Kris Kobach, the party’s chairman, has written a letter criticizing a news release issued by a centrist group, the Kansas Traditional Republican Majority, days before the Aug. 5 primary election.
The group’s missive purported to link two candidates, Phill Kline and Jim Ryun, to the Ku Klux Klan through their association with a well-known conservative group whose director allegedly had ties to white supremacists.
The allegation wasn’t widely circulated in state media reports. But it still outraged leaders of a conservative GOP group, the Kansas Republican Assembly, which called the claim baseless.
In a posting on the state GOP’s official blog, Kobach writes that the moderate group’s attack was so out-of-line that all Republicans should condemn it.
“It is simply unacceptable for any organization that claims to represent the Republican Party to slander fellow Republicans in this way,” Kobach writes in the Aug. 15 entry. “Falsely accusing someone of being linked to the racism of the KKK is a personal smear that has no place in Republican politics.”
Kobach, who couldn’t be reached for further comment, also suggested that the moderate Republican group admit its mistake and apologize to Kline and Ryun.
Kline was defeated in his campaign to keep his Johnson County’s district attorney post. Ryun failed to advance in his bid to reclaim the 2nd District congressional seat he lost two years ago.
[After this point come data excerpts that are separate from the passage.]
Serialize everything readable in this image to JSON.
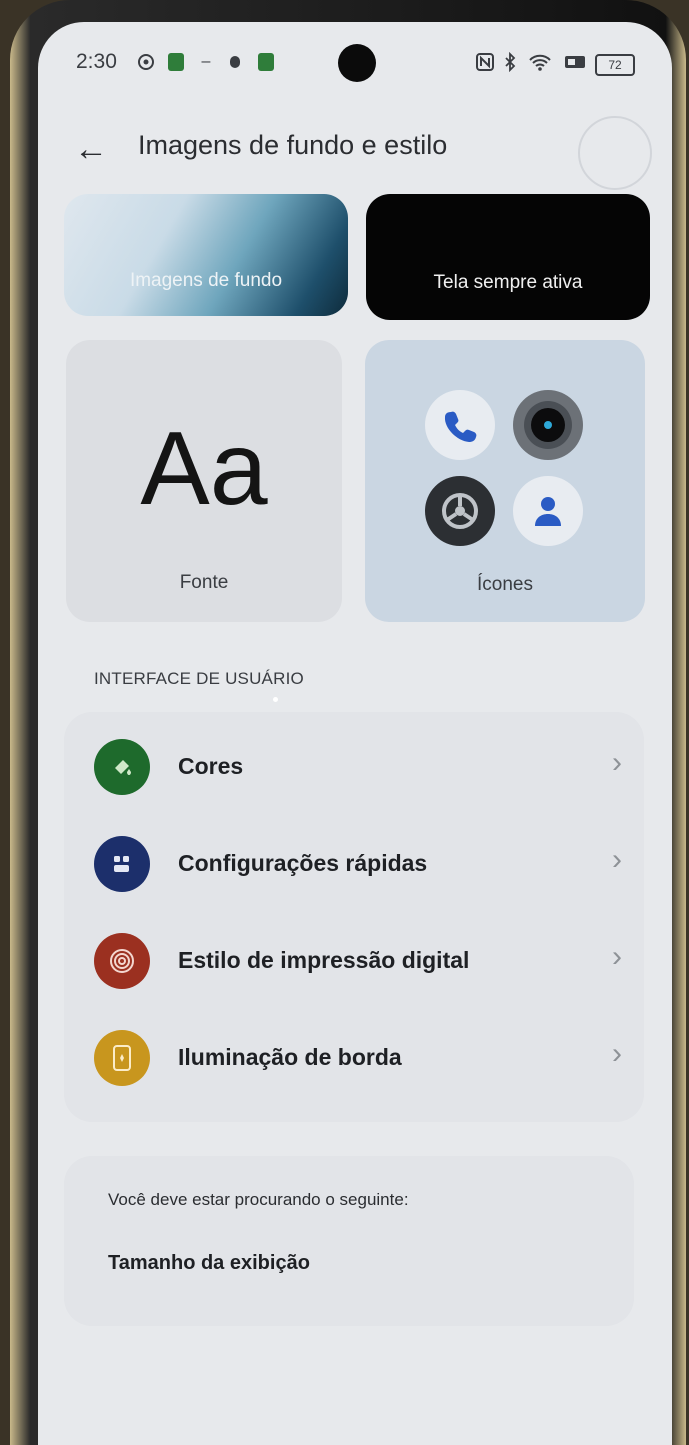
{
  "status": {
    "time": "2:30",
    "battery": "72",
    "icons": [
      "whatsapp-icon",
      "app-icon",
      "minus-icon",
      "mouse-icon",
      "app-icon",
      "nfc-icon",
      "bluetooth-icon",
      "wifi-icon",
      "hotspot-icon"
    ]
  },
  "header": {
    "back_glyph": "←",
    "title": "Imagens de fundo e estilo"
  },
  "cards": {
    "wallpaper": "Imagens de fundo",
    "aod": "Tela sempre ativa",
    "font_sample": "Aa",
    "font": "Fonte",
    "icons": "Ícones"
  },
  "section_title": "INTERFACE DE USUÁRIO",
  "list": [
    {
      "label": "Cores",
      "icon": "paint-bucket-icon",
      "color": "#1e6a2c"
    },
    {
      "label": "Configurações rápidas",
      "icon": "quick-settings-icon",
      "color": "#1c2f6b"
    },
    {
      "label": "Estilo de impressão digital",
      "icon": "fingerprint-icon",
      "color": "#9b3020"
    },
    {
      "label": "Iluminação de borda",
      "icon": "edge-light-icon",
      "color": "#c8961e"
    }
  ],
  "suggest": {
    "hint": "Você deve estar procurando o seguinte:",
    "link": "Tamanho da exibição"
  },
  "colors": {
    "background": "#e7e9ec",
    "card": "#e2e4e8",
    "icons_card": "#cad6e2"
  }
}
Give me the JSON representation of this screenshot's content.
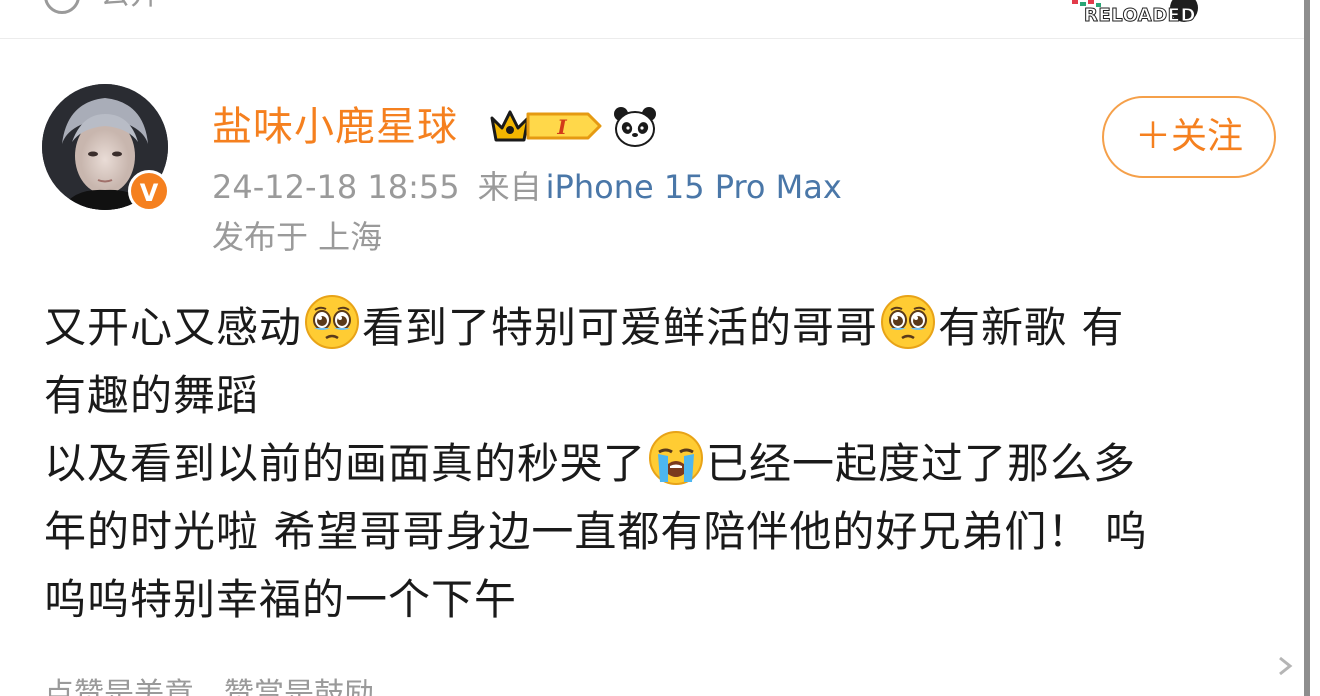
{
  "top_strip": {
    "partial_text": "公开",
    "badge_text": "RELOADED"
  },
  "header": {
    "username": "盐味小鹿星球",
    "vip_level": "I",
    "verified_mark": "V",
    "timestamp": "24-12-18 18:55",
    "from_label": "来自",
    "device": "iPhone 15 Pro Max",
    "location_label": "发布于 上海",
    "follow_button": "＋关注"
  },
  "post": {
    "line1_a": "又开心又感动",
    "line1_b": "看到了特别可爱鲜活的哥哥",
    "line1_c": "有新歌 有",
    "line2": "有趣的舞蹈",
    "line3_a": "以及看到以前的画面真的秒哭了",
    "line3_b": "已经一起度过了那么多",
    "line4": "年的时光啦 希望哥哥身边一直都有陪伴他的好兄弟们！ 呜",
    "line5": "呜呜特别幸福的一个下午"
  },
  "emojis": [
    "teary-face-icon",
    "teary-face-icon",
    "crying-face-icon"
  ],
  "bottom_strip": {
    "partial_text": "点赞是美意，赞赏是鼓励"
  },
  "colors": {
    "username": "#f5801f",
    "device_link": "#4a77a8",
    "meta_gray": "#9a9a9a",
    "text": "#1a1a1a"
  }
}
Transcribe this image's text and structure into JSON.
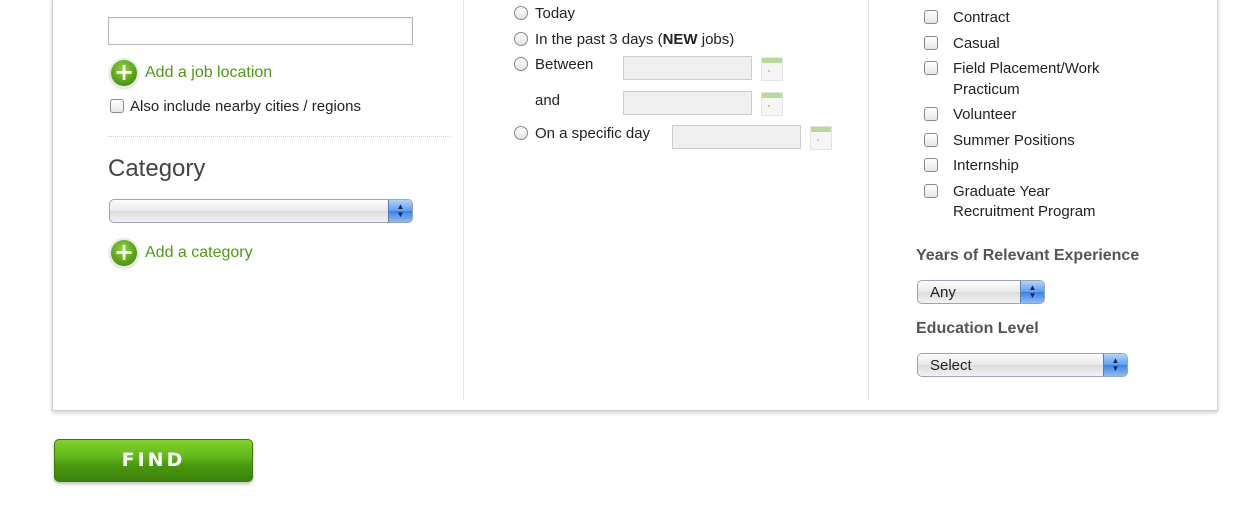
{
  "location": {
    "input_value": "",
    "add_label": "Add a job location",
    "nearby_label": "Also include nearby cities / regions"
  },
  "category": {
    "heading": "Category",
    "select_value": "",
    "add_label": "Add a category"
  },
  "date_posted": {
    "today": "Today",
    "past3_prefix": "In the past 3 days (",
    "past3_new": "NEW",
    "past3_suffix": " jobs)",
    "between": "Between",
    "and": "and",
    "specific_day": "On a specific day"
  },
  "job_types": [
    {
      "label": "Contract"
    },
    {
      "label": "Casual"
    },
    {
      "label": "Field Placement/Work",
      "label2": "Practicum"
    },
    {
      "label": "Volunteer"
    },
    {
      "label": "Summer Positions"
    },
    {
      "label": "Internship"
    },
    {
      "label": "Graduate Year",
      "label2": "Recruitment Program"
    }
  ],
  "experience": {
    "heading": "Years of Relevant Experience",
    "value": "Any"
  },
  "education": {
    "heading": "Education Level",
    "value": "Select"
  },
  "find_button": "FIND",
  "colors": {
    "accent_green": "#4f9a12",
    "select_blue": "#3a82e4"
  }
}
However, Ryan Wright, executive director of the Kansas Traditional Republican Majority, said the group wouldn’t be apologizing for the statement and that party officials should move on.
“I think traditional Republicans are focused on winning in November, and I guess we suggest that the party probably do the same,” Wright said.
Wright also said the news release was factual, never called Kline or Ryun racists, and only asked them to explain their association with the Family Research Council Action. The group had endorsed Ryun, and Kline had appeared at its “Blogs for Life 2008 Conference.”
The moderate GOP group claimed that the council’s executive director, Tony Perkins, has addressed a racist group. It also cited a 2005 report claiming that Perkins had paid former KKK Grand Wizard David Duke for a mailing list during a Louisiana election in 1996.
Perkins has called that report false, countering that the campaign he was running unknowingly contracted with a firm Duke had an interest in and that he “profoundly opposes” Duke’s racial views.
Charlotte Esau, executive director of the conservative Kansas Republican Assembly, said the attempt to link Kline and Ryun to racist groups through Perkins was outlandish.
“I think they were right to condemn the actions of the (Kansas Traditional Republican Majority),” Esau said of the party letter written by Kobach. “I think all Republican elected officials and candidates should join with them to do the same.”
But she said it was “a little puzzling” that state Republican Party officials hadn’t addressed the group’s news release sooner.
Conservative Sen. Tim Huelskamp, R-Fowler, said KTRM’s release was shameful and he was glad that Kobach was speaking out, although he wished the party had condemned the release earlier.
“Ten days later is a little bit late to be saying something,” Huelskamp said.
Conservative and moderate Republicans have battled for control of the party for years, often clashing over issues such as abortion, education spending and immigration.
Earlier this year, a political action committee led by moderate Senate President Steve Morris, R-Hugoton, donated $45,000 to the Kansas Traditional Republican Majority.
The contribution helped fund advertising campaigns that aided several moderate GOP senators in fending off challenges from more conservative GOP candidates.
Esau said she believes the flap over the news release would make it more difficult to work with some Republicans who are reluctant to condemn their allies in the moderate Republican group for going too far.
But she also said she didn’t think it would hold back Republican candidates from winning in the general election.
“I don’t think it hurts the party in November,” Esau said.